Skip to content

Flaky test: TestRunIntegrationTestsWithFeatureFlag in integration_k8s test suite

The integration_k8s is recently frequently failing randomly on the TestRunIntegrationTestsWithFeatureFlag test. The example can be found at https://gitlab.com/gitlab-org/gitlab-runner/-/jobs/1833454016#L850 with the specific failure at https://gitlab.com/gitlab-org/gitlab-runner/-/jobs/1833454016#L1410.
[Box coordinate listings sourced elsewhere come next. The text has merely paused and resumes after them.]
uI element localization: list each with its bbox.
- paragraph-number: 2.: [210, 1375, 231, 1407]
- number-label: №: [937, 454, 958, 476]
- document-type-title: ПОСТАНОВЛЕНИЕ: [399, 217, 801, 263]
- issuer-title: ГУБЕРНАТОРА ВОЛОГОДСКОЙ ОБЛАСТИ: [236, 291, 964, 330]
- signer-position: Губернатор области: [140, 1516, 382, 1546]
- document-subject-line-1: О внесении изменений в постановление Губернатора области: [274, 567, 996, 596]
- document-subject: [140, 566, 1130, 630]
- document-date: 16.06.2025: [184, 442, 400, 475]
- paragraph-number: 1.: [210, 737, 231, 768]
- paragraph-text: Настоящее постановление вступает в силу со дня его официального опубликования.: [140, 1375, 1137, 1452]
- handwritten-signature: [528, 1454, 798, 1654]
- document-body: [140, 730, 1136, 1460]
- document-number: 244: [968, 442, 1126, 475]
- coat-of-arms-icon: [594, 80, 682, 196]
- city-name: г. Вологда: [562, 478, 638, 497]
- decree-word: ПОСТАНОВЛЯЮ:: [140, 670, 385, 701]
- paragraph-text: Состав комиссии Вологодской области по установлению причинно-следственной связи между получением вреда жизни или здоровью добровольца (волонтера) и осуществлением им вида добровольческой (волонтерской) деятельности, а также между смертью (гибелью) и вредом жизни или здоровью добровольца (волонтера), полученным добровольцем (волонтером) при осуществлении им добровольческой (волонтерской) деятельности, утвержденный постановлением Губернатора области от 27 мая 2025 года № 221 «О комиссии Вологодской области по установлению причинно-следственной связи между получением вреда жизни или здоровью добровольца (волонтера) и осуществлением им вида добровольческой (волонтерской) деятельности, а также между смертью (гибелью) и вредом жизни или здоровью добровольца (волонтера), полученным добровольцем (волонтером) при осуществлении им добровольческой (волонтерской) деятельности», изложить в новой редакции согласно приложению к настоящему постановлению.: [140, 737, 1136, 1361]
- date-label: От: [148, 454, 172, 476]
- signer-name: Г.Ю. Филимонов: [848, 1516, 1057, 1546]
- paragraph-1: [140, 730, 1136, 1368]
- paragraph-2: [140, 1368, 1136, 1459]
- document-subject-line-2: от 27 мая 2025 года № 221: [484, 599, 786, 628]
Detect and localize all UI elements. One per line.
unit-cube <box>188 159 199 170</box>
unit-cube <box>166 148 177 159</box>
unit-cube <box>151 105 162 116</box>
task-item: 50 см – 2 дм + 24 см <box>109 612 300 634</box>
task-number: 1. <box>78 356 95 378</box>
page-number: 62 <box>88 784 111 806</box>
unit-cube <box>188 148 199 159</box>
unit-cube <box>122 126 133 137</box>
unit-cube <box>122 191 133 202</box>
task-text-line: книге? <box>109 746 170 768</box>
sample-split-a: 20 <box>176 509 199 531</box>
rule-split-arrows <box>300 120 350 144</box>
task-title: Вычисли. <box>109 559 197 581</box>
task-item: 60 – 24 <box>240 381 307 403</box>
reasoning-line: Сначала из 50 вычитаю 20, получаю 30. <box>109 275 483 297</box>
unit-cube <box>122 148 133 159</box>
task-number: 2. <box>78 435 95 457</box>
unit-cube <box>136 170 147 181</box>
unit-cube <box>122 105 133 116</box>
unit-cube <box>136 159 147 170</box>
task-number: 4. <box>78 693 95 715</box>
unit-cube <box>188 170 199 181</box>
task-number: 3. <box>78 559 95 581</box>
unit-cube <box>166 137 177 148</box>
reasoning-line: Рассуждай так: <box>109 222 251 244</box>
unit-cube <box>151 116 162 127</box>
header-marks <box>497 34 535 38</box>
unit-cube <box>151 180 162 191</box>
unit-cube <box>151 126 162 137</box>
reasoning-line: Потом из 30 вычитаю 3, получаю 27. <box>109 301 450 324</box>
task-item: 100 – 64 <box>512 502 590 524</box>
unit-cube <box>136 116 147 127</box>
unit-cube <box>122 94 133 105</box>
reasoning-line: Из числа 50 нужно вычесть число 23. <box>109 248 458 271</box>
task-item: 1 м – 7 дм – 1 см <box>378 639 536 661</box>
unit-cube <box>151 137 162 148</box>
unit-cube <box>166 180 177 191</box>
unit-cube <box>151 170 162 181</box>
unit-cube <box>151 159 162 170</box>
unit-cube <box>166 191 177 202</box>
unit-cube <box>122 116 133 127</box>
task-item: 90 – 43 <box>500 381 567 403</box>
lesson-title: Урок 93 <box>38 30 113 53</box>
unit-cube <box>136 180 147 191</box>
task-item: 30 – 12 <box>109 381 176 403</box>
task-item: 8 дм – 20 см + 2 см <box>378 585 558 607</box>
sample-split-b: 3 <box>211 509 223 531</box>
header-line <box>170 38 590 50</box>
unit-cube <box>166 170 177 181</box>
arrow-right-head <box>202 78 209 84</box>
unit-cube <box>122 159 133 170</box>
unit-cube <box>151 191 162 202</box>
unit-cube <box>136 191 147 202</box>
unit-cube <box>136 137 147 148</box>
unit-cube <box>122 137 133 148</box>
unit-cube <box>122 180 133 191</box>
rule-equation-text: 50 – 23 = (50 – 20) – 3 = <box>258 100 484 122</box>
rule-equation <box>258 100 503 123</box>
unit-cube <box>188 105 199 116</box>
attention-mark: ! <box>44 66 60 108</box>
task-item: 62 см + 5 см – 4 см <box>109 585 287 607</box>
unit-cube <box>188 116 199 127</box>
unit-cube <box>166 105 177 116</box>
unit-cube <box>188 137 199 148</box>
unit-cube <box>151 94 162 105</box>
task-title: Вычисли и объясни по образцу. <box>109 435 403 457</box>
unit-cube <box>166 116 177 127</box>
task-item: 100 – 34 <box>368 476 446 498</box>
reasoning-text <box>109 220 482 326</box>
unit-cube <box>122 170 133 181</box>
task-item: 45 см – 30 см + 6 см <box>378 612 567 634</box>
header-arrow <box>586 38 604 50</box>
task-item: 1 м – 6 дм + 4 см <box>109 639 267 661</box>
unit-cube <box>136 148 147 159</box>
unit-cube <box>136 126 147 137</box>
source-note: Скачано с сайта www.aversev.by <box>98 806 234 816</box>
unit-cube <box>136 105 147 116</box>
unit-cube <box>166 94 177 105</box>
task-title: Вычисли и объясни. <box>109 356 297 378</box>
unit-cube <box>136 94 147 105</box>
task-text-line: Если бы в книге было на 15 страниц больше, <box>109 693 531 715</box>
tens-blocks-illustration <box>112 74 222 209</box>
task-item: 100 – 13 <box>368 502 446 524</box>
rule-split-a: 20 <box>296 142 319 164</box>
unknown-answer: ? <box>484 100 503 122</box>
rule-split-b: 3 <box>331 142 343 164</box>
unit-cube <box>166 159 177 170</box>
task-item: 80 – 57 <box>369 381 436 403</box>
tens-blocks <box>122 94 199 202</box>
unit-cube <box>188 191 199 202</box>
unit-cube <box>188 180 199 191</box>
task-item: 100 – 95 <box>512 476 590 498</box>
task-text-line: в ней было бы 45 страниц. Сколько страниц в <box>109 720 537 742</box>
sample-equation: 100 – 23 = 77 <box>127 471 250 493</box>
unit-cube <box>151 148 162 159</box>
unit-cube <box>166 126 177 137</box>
From what I've seen, the failure is each time the same:

--- FAIL: TestRunIntegrationTestsWithFeatureFlag/testKubernetesGarbageCollection_FF_USE_LEGACY_KUBERNETES_EXECUTION_STRATEGY_false/pod_deletion_during_prepare_stage_in_custom_namespace (0.00s)
    kubernetes_integration_test.go:724: 
        	Error Trace:	kubernetes_integration_test.go:724
        	            				kubernetes_integration_test.go:767
        	Error:      	Received unexpected error:
        	            	The POST operation against Namespace could not be completed at this time, please try again.
        	Test:       	TestRunIntegrationTestsWithFeatureFlag/testKubernetesGarbageCollection_FF_USE_LEGACY_KUBERNETES_EXECUTION_STRATEGY_false/pod_deletion_during_prepare_stage_in_custom_namespace

From what I see the timeout here is defined by a context and it's set for 1 minute. So for some reason the namespace creation operation is sometimes taking more than a minute in the test environment. Which randomly fails the test -> job -> pipeline.

As a short-term workaround we will add an automatic retry to the integration_k8s test suite. But as it adds potentially up to 30 minutes more to the pipeline execution time, we should find out what is causing the randomized failures here and fix the problem properly.